Prediction of Brain Metastases Development in Patients With Lung Cancer by Explainable Artificial Intelligence From Electronic Health Records

Abstract

PURPOSE Early detection of brain metastases (BMs) is critical for prompt treatment and optimal control of the disease. In this study, we seek to predict the risk of developing BM among patients diagnosed with lung cancer on the basis of electronic health record (EHR) data and to understand what factors are important for the model to predict BM development through explainable artificial intelligence approaches accurately. MATERIALS AND METHODS We trained a recurrent neural network model, REverse Time AttentIoN (RETAIN), to predict the risk of developing BM using structured EHR data. To interpret the model's decision process, we analyzed the attention weights in the RETAIN model and the SHAP values from a feature attribution method, Kernel SHAP, to identify the factors contributing to BM prediction. RESULTS We developed a high-quality cohort with 4,466 patients with BM from the Cerner Health Fact database, which contains over 70 million patients from more than 600 hospitals.
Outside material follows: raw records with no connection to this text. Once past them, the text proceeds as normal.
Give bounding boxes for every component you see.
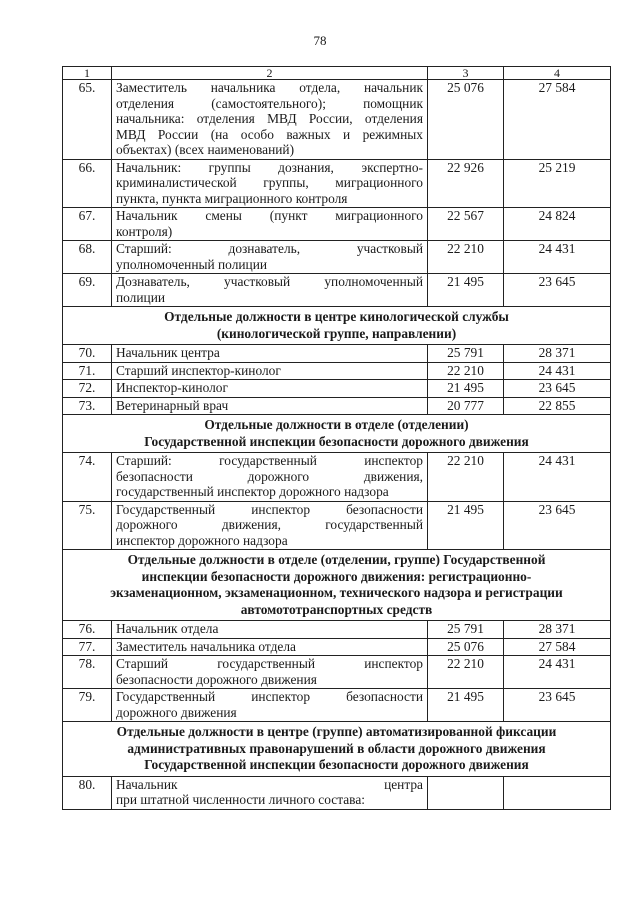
position-title-line: МВД России (на особо важных и режимных bbox=[116, 126, 423, 142]
position-title-line: дорожного движения bbox=[116, 704, 237, 720]
section-heading-line: инспекции безопасности дорожного движения: регистрационно- bbox=[141, 568, 532, 584]
position-title bbox=[112, 362, 428, 380]
salary-value-col3: 21 495 bbox=[428, 274, 504, 307]
section-heading-line: (кинологической группе, направлении) bbox=[216, 325, 457, 341]
row-number: 72. bbox=[63, 380, 112, 398]
position-title-line: объектах) (всех наименований) bbox=[116, 142, 295, 157]
salary-table-body bbox=[63, 67, 611, 810]
salary-value-col4: 23 645 bbox=[504, 380, 611, 398]
section-heading bbox=[63, 722, 611, 777]
salary-value-col4: 24 431 bbox=[504, 362, 611, 380]
position-title-line: Старший государственный инспектор bbox=[116, 656, 423, 671]
position-title-line: Начальник центра bbox=[116, 345, 220, 360]
salary-value-col4: 28 371 bbox=[504, 621, 611, 639]
position-title bbox=[112, 380, 428, 398]
position-title-line: Заместитель начальника отдела bbox=[116, 638, 296, 654]
row-number: 71. bbox=[63, 362, 112, 380]
table-row bbox=[63, 621, 611, 639]
salary-value-col4: 27 584 bbox=[504, 638, 611, 656]
salary-value-col3: 21 495 bbox=[428, 380, 504, 398]
salary-value-col4 bbox=[504, 776, 611, 809]
position-title bbox=[112, 397, 428, 415]
position-title-line: безопасности дорожного движения bbox=[116, 671, 317, 687]
salary-value-col4: 23 645 bbox=[504, 501, 611, 550]
column-number-header: 2 bbox=[112, 67, 428, 80]
position-title-line: пункта, пункта миграционного контроля bbox=[116, 190, 348, 206]
position-title bbox=[112, 345, 428, 363]
row-number: 67. bbox=[63, 208, 112, 241]
salary-value-col3: 22 926 bbox=[428, 159, 504, 208]
table-row bbox=[63, 274, 611, 307]
row-number: 66. bbox=[63, 159, 112, 208]
column-number-header: 1 bbox=[63, 67, 112, 80]
salary-value-col4: 22 855 bbox=[504, 397, 611, 415]
salary-value-col3: 25 076 bbox=[428, 638, 504, 656]
row-number: 78. bbox=[63, 656, 112, 689]
position-title-line: контроля) bbox=[116, 223, 173, 239]
salary-table bbox=[62, 66, 611, 810]
salary-value-col3: 25 791 bbox=[428, 345, 504, 363]
position-title bbox=[112, 776, 428, 809]
position-title-line: Государственный инспектор безопасности bbox=[116, 501, 423, 517]
section-heading-line: Отдельные должности в отделе (отделении, группе) Государственной bbox=[127, 552, 546, 567]
position-title-line: Старший инспектор-кинолог bbox=[116, 362, 281, 378]
salary-value-col4: 23 645 bbox=[504, 689, 611, 722]
table-row bbox=[63, 208, 611, 241]
position-title-line: Ветеринарный врач bbox=[116, 397, 229, 413]
position-title-line: инспектор дорожного надзора bbox=[116, 532, 288, 548]
salary-value-col3: 22 210 bbox=[428, 362, 504, 380]
position-title-line: Начальник смены (пункт миграционного bbox=[116, 208, 423, 223]
salary-value-col3: 22 210 bbox=[428, 453, 504, 502]
position-title-line: криминалистической группы, миграционного bbox=[116, 175, 423, 190]
salary-value-col3: 20 777 bbox=[428, 397, 504, 415]
position-title-line: отделения (самостоятельного); помощник bbox=[116, 95, 423, 111]
position-title bbox=[112, 621, 428, 639]
row-number: 74. bbox=[63, 453, 112, 502]
row-number: 69. bbox=[63, 274, 112, 307]
row-number: 68. bbox=[63, 241, 112, 274]
position-title bbox=[112, 689, 428, 722]
salary-value-col3: 21 495 bbox=[428, 689, 504, 722]
salary-value-col3: 25 791 bbox=[428, 621, 504, 639]
table-row bbox=[63, 241, 611, 274]
salary-value-col4: 24 431 bbox=[504, 453, 611, 502]
section-heading-line: Отдельные должности в центре (группе) автоматизированной фиксации bbox=[116, 724, 557, 739]
position-title bbox=[112, 241, 428, 274]
position-title-line: Инспектор-кинолог bbox=[116, 380, 228, 395]
salary-value-col3: 22 210 bbox=[428, 656, 504, 689]
row-number: 75. bbox=[63, 501, 112, 550]
section-heading-line: административных правонарушений в области дорожного движения bbox=[127, 740, 546, 756]
position-title-line: безопасности дорожного движения, bbox=[116, 468, 423, 484]
table-row bbox=[63, 656, 611, 689]
position-title bbox=[112, 80, 428, 160]
position-title-line: начальника: отделения МВД России, отделения bbox=[116, 111, 423, 126]
row-number: 79. bbox=[63, 689, 112, 722]
section-heading-row bbox=[63, 722, 611, 777]
position-title-line: государственный инспектор дорожного надзора bbox=[116, 484, 389, 499]
position-title bbox=[112, 159, 428, 208]
position-title-line: Начальник отдела bbox=[116, 621, 219, 636]
table-row bbox=[63, 776, 611, 809]
table-row bbox=[63, 638, 611, 656]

RETAIN uses this data set to achieve the best area under the receiver operating characteristic curve at 0.825, a significant improvement over the baseline model. We also extended a feature attribution method, Kernel SHAP, to structured EHR data for model interpretation. Both RETAIN and Kernel SHAP can identify important features related to BM prediction. CONCLUSION To the best of our knowledge, this is the first study to predict BM using structured EHR data. We achieved decent prediction performance for BM prediction and identified factors highly relevant to BM development. The sensitivity analysis demonstrated that both RETAIN and Kernel SHAP could discriminate unrelated features and put more weight on the features important to BM. Our study explored the potential of applying explainable artificial intelligence for future clinical applications.